PENSACOLA, Fla. — Some 1,600 people have been forced to evacuate on Florida’s Panhandle after raging wildfires burned several homes and left a portion of Interstate 10 closed on Thursday due to heavy smoke, according to officials.
One of the blazes broke out Monday afternoon in Santa Rosa County, named the Five Mile Swamp Fire, after a prescribed burn Monday quickly grew out of control.
“This is a rapidly evolving situation,” Santa Rosa emergency management officials said in a statement. “If you do not feel safe in your home, you should leave.
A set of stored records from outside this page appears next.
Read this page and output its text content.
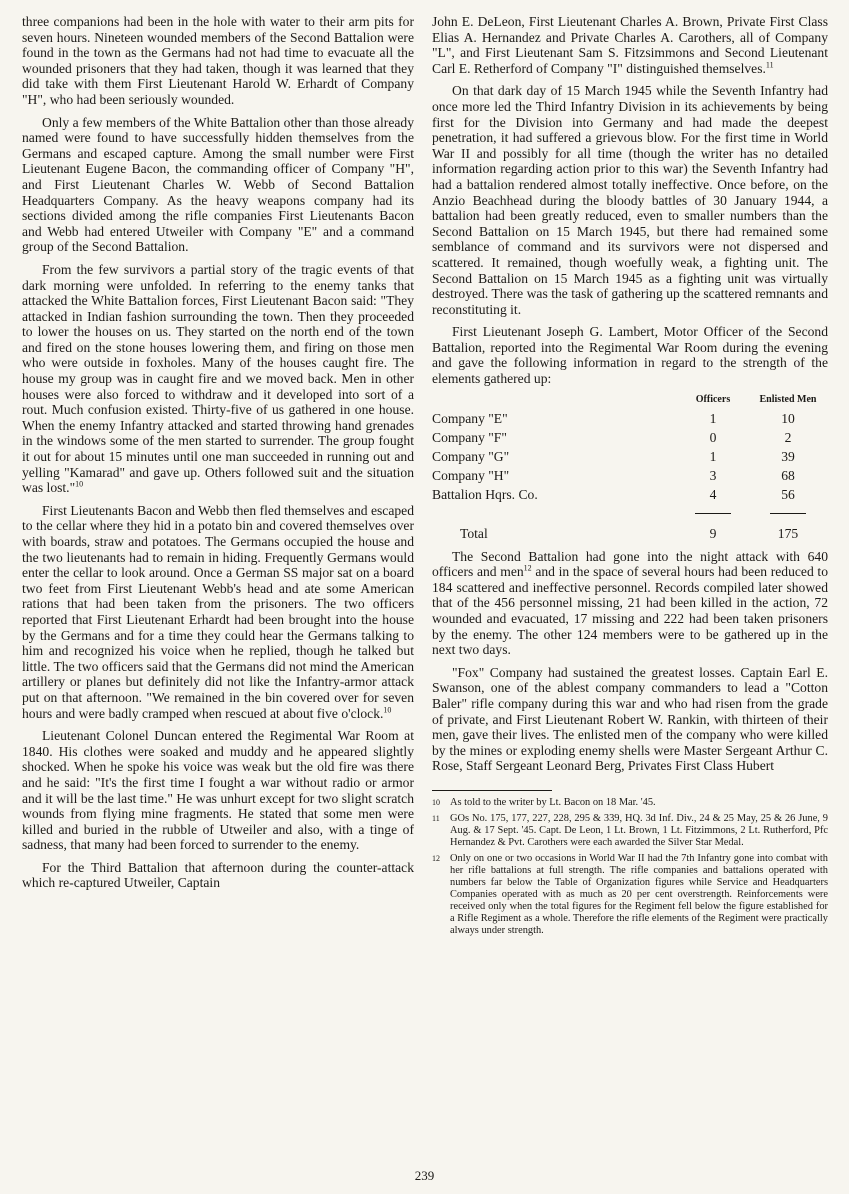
three companions had been in the hole with water to their arm pits for seven hours. Nineteen wounded members of the Second Battalion were found in the town as the Germans had not had time to evacuate all the wounded prisoners that they had taken, though it was learned that they did take with them First Lieutenant Harold W. Erhardt of Company "H", who had been seriously wounded.

Only a few members of the White Battalion other than those already named were found to have successfully hidden themselves from the Germans and escaped capture. Among the small number were First Lieutenant Eugene Bacon, the commanding officer of Company "H", and First Lieutenant Charles W. Webb of Second Battalion Headquarters Company. As the heavy weapons company had its sections divided among the rifle companies First Lieutenants Bacon and Webb had entered Utweiler with Company "E" and a command group of the Second Battalion.

From the few survivors a partial story of the tragic events of that dark morning were unfolded. In referring to the enemy tanks that attacked the White Battalion forces, First Lieutenant Bacon said: "They attacked in Indian fashion surrounding the town. Then they proceeded to lower the houses on us. They started on the north end of the town and fired on the stone houses lowering them, and firing on those men who were outside in foxholes. Many of the houses caught fire. The house my group was in caught fire and we moved back. Men in other houses were also forced to withdraw and it developed into sort of a rout. Much confusion existed. Thirty-five of us gathered in one house. When the enemy Infantry attacked and started throwing hand grenades in the windows some of the men started to surrender. The group fought it out for about 15 minutes until one man succeeded in running out and yelling "Kamarad" and gave up. Others followed suit and the situation was lost."$^{10}$

First Lieutenants Bacon and Webb then fled themselves and escaped to the cellar where they hid in a potato bin and covered themselves over with boards, straw and potatoes. The Germans occupied the house and the two lieutenants had to remain in hiding. Frequently Germans would enter the cellar to look around. Once a German SS major sat on a board two feet from First Lieutenant Webb's head and ate some American rations that had been taken from the prisoners. The two officers reported that First Lieutenant Erhardt had been brought into the house by the Germans and for a time they could hear the Germans talking to him and recognized his voice when he replied, though he talked but little. The two officers said that the Germans did not mind the American artillery or planes but definitely did not like the Infantry-armor attack put on that afternoon. "We remained in the bin covered over for seven hours and were badly cramped when rescued at about five o'clock.$^{10}$

Lieutenant Colonel Duncan entered the Regimental War Room at 1840. His clothes were soaked and muddy and he appeared slightly shocked. When he spoke his voice was weak but the old fire was there and he said: "It's the first time I fought a war without radio or armor and it will be the last time." He was unhurt except for two slight scratch wounds from flying mine fragments. He stated that some men were killed and buried in the rubble of Utweiler and also, with a tinge of sadness, that many had been forced to surrender to the enemy.

For the Third Battalion that afternoon during the counter-attack which re-captured Utweiler, Captain

John E. DeLeon, First Lieutenant Charles A. Brown, Private First Class Elias A. Hernandez and Private Charles A. Carothers, all of Company "L", and First Lieutenant Sam S. Fitzsimmons and Second Lieutenant Carl E. Retherford of Company "I" distinguished themselves.$^{11}$

On that dark day of 15 March 1945 while the Seventh Infantry had once more led the Third Infantry Division in its achievements by being first for the Division into Germany and had made the deepest penetration, it had suffered a grievous blow. For the first time in World War II and possibly for all time (though the writer has no detailed information regarding action prior to this war) the Seventh Infantry had had a battalion rendered almost totally ineffective. Once before, on the Anzio Beachhead during the bloody battles of 30 January 1944, a battalion had been greatly reduced, even to smaller numbers than the Second Battalion on 15 March 1945, but there had remained some semblance of command and its survivors were not dispersed and scattered. It remained, though woefully weak, a fighting unit. The Second Battalion on 15 March 1945 as a fighting unit was virtually destroyed. There was the task of gathering up the scattered remnants and reconstituting it.

First Lieutenant Joseph G. Lambert, Motor Officer of the Second Battalion, reported into the Regimental War Room during the evening and gave the following information in regard to the strength of the elements gathered up:

	Officers	Enlisted Men
Company "E"	1	10
Company "F"	0	2
Company "G"	1	39
Company "H"	3	68
Battalion Hqrs. Co.	4	56

Total	9	175

The Second Battalion had gone into the night attack with 640 officers and men$^{12}$ and in the space of several hours had been reduced to 184 scattered and ineffective personnel. Records compiled later showed that of the 456 personnel missing, 21 had been killed in the action, 72 wounded and evacuated, 17 missing and 222 had been taken prisoners by the enemy. The other 124 members were to be gathered up in the next two days.

"Fox" Company had sustained the greatest losses. Captain Earl E. Swanson, one of the ablest company commanders to lead a "Cotton Baler" rifle company during this war and who had risen from the grade of private, and First Lieutenant Robert W. Rankin, with thirteen of their men, gave their lives. The enlisted men of the company who were killed by the mines or exploding enemy shells were Master Sergeant Arthur C. Rose, Staff Sergeant Leonard Berg, Privates First Class Hubert

10 As told to the writer by Lt. Bacon on 18 Mar. '45.
11 GOs No. 175, 177, 227, 228, 295 & 339, HQ. 3d Inf. Div., 24 & 25 May, 25 & 26 June, 9 Aug. & 17 Sept. '45. Capt. De Leon, 1 Lt. Brown, 1 Lt. Fitzimmons, 2 Lt. Rutherford, Pfc Hernandez & Pvt. Carothers were each awarded the Silver Star Medal.
12 Only on one or two occasions in World War II had the 7th Infantry gone into combat with her rifle battalions at full strength. The rifle companies and battalions operated with numbers far below the Table of Organization figures while Service and Headquarters Companies operated with as much as 20 per cent overstrength. Reinforcements were received only when the total figures for the Regiment fell below the figure established for a Rifle Regiment as a whole. Therefore the rifle elements of the Regiment were practically always under strength.
239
Take your pets with you.”
The Florida Forest Service said in a statement that the blaze expanded to 10 times its size due to high winds and low humidity since Wednesday morning.
Some 1,100 people were asked to evacuate from the area. Spokeswoman Brandi Bates told the Pensacola News late Wednesday that some homes had already been damaged by fire, though she did not have an exact number or extent of damage. She said 336 homes were in the direct path of the fire, as of 6:30 p.m.
Authorities told WEAR-TV on Wednesday that some people were being saved from “life or death” situations.
Fire officials told FOX10 that crews are using 18 tractor/plow units, three helicopters, and crews from several fire departments in the area to fight the blaze.
The evacuation order will remain in effect until noon Thursday and then will be reevaluated, the Florida Department of Agriculture and Consumer Services said in a statement.
“This is an extremely dangerous and fast-moving wildfire situation that is evolving rapidly, so everyone in the affected area should follow directions from state and local officials,” said Florida Agriculture Commissioner Nikki Fried.
The blaze caused officials to close Interstate 10 on Wednesday from Exit 22 to Exit 31. The highway was still closed as of Thursday morning.
The Five Mile Swamp Fire could burn for the next several days, according to FOX10.
Almost all of Florida has had less-than-usual rain this year. The National Weather Service (NWS) issued a red-flag warning for the Panhandle area on Wednesday due to dry and windy conditions that cause dangerous fire conditions
In nearby Walton County, firefighters were battling another 575-acre blaze.
More than 500 people had to be evacuated from the area, with multiple buildings lost.
On Thursday morning, Walton County Emergency Management said on Facebook that the blaze was 60 percent contained.
There have been no reports of injuries or deaths as a result of the fires.
According to forecasters from the NWS Weather Prediction Center, conditions that lead to the raging fires on Wednesday are forecast to continue.
“Lowering humidity and gusty winds will also help elevate the risk of wildfires over parts of Florida,” the WPC said.
The Associated Press contributed to this report.